What action steps would you like to see brands and civic agencies take to start to put an end to systemic racism here in Minneapolis/St. Paul?
Finding leaders within minority communities and including them in the conversation of how our cities and state can be better, can create more opportunities for people of color, how to better our education system and improve the achievement gap. It starts there, with our youth.
Where do we start in making real progress in the PR industry? Because, as you well know, we don’t have the most diversity in our profession.
We can’t have leaders in this industry that are representative of minority communities if we don’t have people of color who work in this industry. Organizations like The BrandLab have the right idea, reaching students of color at younger ages, in high school and college and presenting marketing PR as a viable career option. In my family and culture, most people are doctors, engineers, educators and I never thought a career in communications was even an option. I do believe it’s about educating and recruiting students of color to help fill our industry with more representation. I’ve always enjoyed getting to know college students who are interested in making connections with professionals in this industry and even more so Hispanic students and finding ways to help guide them through their time in school and first couple years after graduation.

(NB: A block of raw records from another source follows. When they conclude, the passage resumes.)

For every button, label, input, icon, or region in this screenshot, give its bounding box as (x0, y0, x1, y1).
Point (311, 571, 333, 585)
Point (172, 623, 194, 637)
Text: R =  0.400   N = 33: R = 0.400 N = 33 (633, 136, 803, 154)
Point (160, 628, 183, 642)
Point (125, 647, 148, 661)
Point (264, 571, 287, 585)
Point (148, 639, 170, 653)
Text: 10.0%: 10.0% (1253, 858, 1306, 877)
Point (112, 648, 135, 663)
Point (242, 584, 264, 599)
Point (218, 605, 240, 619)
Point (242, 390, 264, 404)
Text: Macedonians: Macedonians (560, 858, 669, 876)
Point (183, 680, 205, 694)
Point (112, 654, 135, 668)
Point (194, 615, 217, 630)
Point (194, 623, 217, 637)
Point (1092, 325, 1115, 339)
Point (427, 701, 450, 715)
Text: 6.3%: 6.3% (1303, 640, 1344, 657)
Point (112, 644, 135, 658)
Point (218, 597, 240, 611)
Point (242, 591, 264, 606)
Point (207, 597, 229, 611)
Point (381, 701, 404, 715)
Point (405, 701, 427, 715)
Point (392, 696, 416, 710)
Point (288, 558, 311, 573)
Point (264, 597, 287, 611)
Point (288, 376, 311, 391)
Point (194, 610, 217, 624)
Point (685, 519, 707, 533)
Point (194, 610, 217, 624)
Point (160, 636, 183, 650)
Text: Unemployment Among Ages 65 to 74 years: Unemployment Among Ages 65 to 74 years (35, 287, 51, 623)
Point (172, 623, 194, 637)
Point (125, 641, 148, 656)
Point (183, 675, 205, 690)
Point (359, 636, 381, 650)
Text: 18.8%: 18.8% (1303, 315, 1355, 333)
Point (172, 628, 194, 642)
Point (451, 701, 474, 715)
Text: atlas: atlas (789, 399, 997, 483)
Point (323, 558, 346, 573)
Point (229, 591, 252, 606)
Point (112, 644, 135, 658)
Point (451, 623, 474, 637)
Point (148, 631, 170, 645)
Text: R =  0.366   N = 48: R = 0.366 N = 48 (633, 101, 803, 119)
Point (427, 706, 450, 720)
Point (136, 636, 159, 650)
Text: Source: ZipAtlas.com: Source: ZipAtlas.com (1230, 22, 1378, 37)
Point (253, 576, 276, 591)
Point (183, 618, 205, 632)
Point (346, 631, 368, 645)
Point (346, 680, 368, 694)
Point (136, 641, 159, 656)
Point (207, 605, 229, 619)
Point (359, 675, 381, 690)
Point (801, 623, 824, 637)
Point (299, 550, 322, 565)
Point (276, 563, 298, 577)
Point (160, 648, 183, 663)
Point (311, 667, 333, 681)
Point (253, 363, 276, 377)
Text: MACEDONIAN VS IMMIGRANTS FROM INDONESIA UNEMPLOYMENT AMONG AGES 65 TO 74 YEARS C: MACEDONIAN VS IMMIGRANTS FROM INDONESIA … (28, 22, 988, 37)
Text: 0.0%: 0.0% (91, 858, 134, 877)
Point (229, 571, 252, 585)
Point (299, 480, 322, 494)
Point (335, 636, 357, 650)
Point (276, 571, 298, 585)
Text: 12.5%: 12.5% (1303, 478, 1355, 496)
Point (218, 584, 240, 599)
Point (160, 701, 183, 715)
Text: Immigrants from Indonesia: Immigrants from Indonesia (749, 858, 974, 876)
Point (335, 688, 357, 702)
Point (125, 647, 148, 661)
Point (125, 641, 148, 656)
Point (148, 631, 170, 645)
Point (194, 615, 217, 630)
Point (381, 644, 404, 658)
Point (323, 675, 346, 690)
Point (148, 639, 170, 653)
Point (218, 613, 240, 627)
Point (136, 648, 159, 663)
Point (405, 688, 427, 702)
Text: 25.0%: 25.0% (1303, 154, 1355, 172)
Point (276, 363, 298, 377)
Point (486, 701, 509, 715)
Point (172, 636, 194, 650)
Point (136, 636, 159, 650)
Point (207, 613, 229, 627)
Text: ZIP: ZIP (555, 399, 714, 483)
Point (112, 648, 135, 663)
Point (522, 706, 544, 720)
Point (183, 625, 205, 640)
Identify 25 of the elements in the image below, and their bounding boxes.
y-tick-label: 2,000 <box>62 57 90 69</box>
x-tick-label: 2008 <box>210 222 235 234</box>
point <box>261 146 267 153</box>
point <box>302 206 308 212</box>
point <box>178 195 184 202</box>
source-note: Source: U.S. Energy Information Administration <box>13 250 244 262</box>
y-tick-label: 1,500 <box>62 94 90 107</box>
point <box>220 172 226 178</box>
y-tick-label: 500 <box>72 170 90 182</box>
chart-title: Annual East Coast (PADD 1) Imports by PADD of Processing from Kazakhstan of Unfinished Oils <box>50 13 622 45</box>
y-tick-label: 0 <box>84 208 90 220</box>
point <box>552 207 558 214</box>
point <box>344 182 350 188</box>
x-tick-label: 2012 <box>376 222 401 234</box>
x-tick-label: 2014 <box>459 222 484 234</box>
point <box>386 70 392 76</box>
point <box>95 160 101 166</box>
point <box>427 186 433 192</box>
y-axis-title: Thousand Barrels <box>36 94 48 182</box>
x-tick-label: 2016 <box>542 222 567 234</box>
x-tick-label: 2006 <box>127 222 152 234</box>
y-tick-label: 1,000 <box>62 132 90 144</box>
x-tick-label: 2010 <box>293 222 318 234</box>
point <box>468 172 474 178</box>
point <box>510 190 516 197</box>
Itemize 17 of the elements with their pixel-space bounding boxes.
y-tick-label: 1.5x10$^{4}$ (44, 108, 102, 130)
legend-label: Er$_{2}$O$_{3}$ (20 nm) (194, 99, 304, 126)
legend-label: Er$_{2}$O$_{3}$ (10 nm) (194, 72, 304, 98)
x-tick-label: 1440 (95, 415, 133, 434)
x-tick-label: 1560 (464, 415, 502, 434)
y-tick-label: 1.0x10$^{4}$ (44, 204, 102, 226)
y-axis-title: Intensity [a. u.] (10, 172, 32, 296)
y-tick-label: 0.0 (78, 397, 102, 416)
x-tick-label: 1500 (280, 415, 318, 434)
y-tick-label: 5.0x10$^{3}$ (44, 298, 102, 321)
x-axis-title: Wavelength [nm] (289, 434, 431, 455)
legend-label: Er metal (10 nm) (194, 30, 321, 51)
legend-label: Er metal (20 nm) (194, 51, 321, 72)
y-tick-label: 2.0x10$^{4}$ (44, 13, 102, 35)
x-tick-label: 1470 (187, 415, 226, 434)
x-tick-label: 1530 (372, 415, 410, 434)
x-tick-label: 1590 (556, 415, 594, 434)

Any specific stories or examples come to mind of what this could look like?
A couple years ago I met a Venezuelan PR student from the University of Minnesota. She reached out to me to connect and I saw myself in her and she was only a few years younger than me. I never had that while I was in school, someone who looked like me trying to succeed in this industry. We can’t hire people who don’t apply or don’t have the qualifications. Our industry can’t grow if we don’t reach our youth.